HALLO NACHBAR*IN

willst du die Welt verändern

Willst du die Welt verändern, dann verändere dein Land.
Willst du dein Land verändern, dann verändere deine Stadt.
Willst du deine Stadt verändern, dann verändere deine Straße.
Willst du deine Straße verändern, dann verändere dein Haus.
Willst du dein Haus verändern, dann verändere dich.

Laotse (chin. Philosoph, 6. Jh. v.Chr.)

Ja, Mensch, ich will die Welt verändern, jedenfalls ein bisschen und darum habe ich vor ungefähr einem halben Jahr zum ersten Mal das Buch "jetzt retten wir die Welt" aufgeschlagen. Das Buch basiert auf dem Zitat von Laotse und behandelt, wie wir erst uns, dann unser Haus, unsere Strasse, unsere Stadt, unser Land und schlussendlich so unsere Welt verändern können. Ich fing an bei mir, danach bei meinem Haus und musste das Buch dann leider abrupt zur Seite legen, da ich damals echt keine Kapazität für meine Strasse hatte, doch diesen Punkt habe ich mir ganz fest vorgenommen und jetzt endlich angefangen umzusetzen. Zum Glück lässt dieses Wunderwerk von Buch dieses Leseverhalten ganz einfach zu, denn es ist voll mit unterschiedlichsten Inspirationen zum Thema, etliche Fachpersonen kommen zu Wort und Projekte werden vorgestellt. Es muss also nicht von A-Z durchgelesen werden - kann es vielleicht gat nicht - aber es ist optimal, um hin und wieder durch ein Kapitel zu stöbern.

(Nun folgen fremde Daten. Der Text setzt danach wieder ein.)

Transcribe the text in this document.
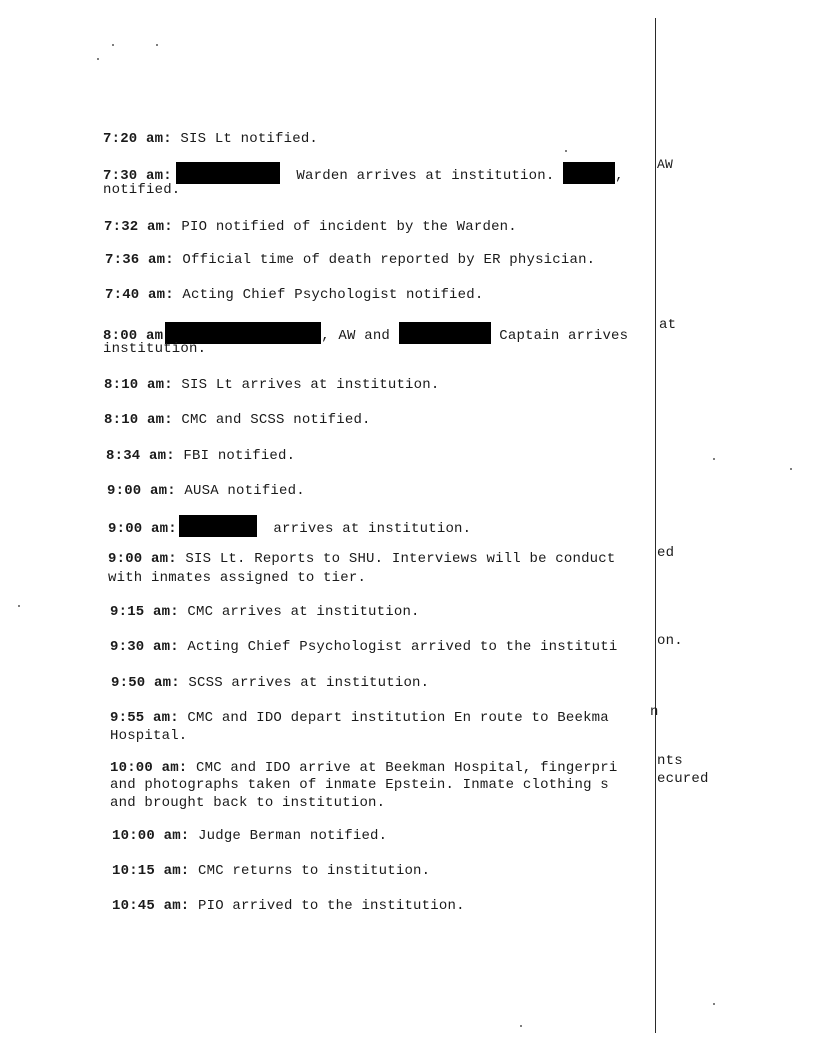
7:20 am: SIS Lt notified.
7:30 am:	Warden arrives at institution.	,
AW
notified.
7:32 am: PIO notified of incident by the Warden.
7:36 am: Official time of death reported by ER physician.
7:40 am: Acting Chief Psychologist notified.
8:00 am	, AW and	Captain arrives
at
institution.
8:10 am: SIS Lt arrives at institution.
8:10 am: CMC and SCSS notified.
8:34 am: FBI notified.
9:00 am: AUSA notified.
9:00 am:	arrives at institution.
9:00 am: SIS Lt. Reports to SHU. Interviews will be conduct	ed
with inmates assigned to tier.
9:15 am: CMC arrives at institution.
9:30 am: Acting Chief Psychologist arrived to the instituti	on.
9:50 am: SCSS arrives at institution.
9:55 am: CMC and IDO depart institution En route to Beekma	n
Hospital.
10:00 am: CMC and IDO arrive at Beekman Hospital, fingerpri	nts
and photographs taken of inmate Epstein. Inmate clothing s	ecured
and brought back to institution.
10:00 am: Judge Berman notified.
10:15 am: CMC returns to institution.
10:45 am: PIO arrived to the institution.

Marek Rohde & Ilona Koglin
Kosmos, 14.09.2016 - 192 Seiten

Den ökologischen Fußabdruck so klein wie möglich zu halten, empfinden immer mehr Menschen als unverzichtbar für ein positives Lebensgefühl. Wie sich Nachhaltigkeit mit spielerischer Leichtigkeit in den Alltag integrieren lässt, dafür haben Ilona Koglin und Marek Rohde spannende Tipps und viele neue Ideen – angefangen von Ernährung und Wohnen bis zu Reisen in die weite Welt. Ihr schön gestalteter, inspirierender Ratgeber beantwortet Fragen, macht Mut und motiviert zum Mitmachen. Wer noch mehr erfahren möchte, kann die Themen auf der bucheigenen Website vertiefen



Die Strasse verändern - klar, da gibts bestimmt unendlich viele Möglichkeiten. Ich hab mich - neu inspiriert von diesem tollen Buch - mit selbstgemachtem Zitronenhummus bewaffnet, aufgemacht, bin von Klingel zu Klingel gegangen, hab mich vorgestellt (ich kannte da noch kaum jemanden) meine allfällig benötigte Hilfe angeboten und ihnen mein kleines Geschenk überreicht.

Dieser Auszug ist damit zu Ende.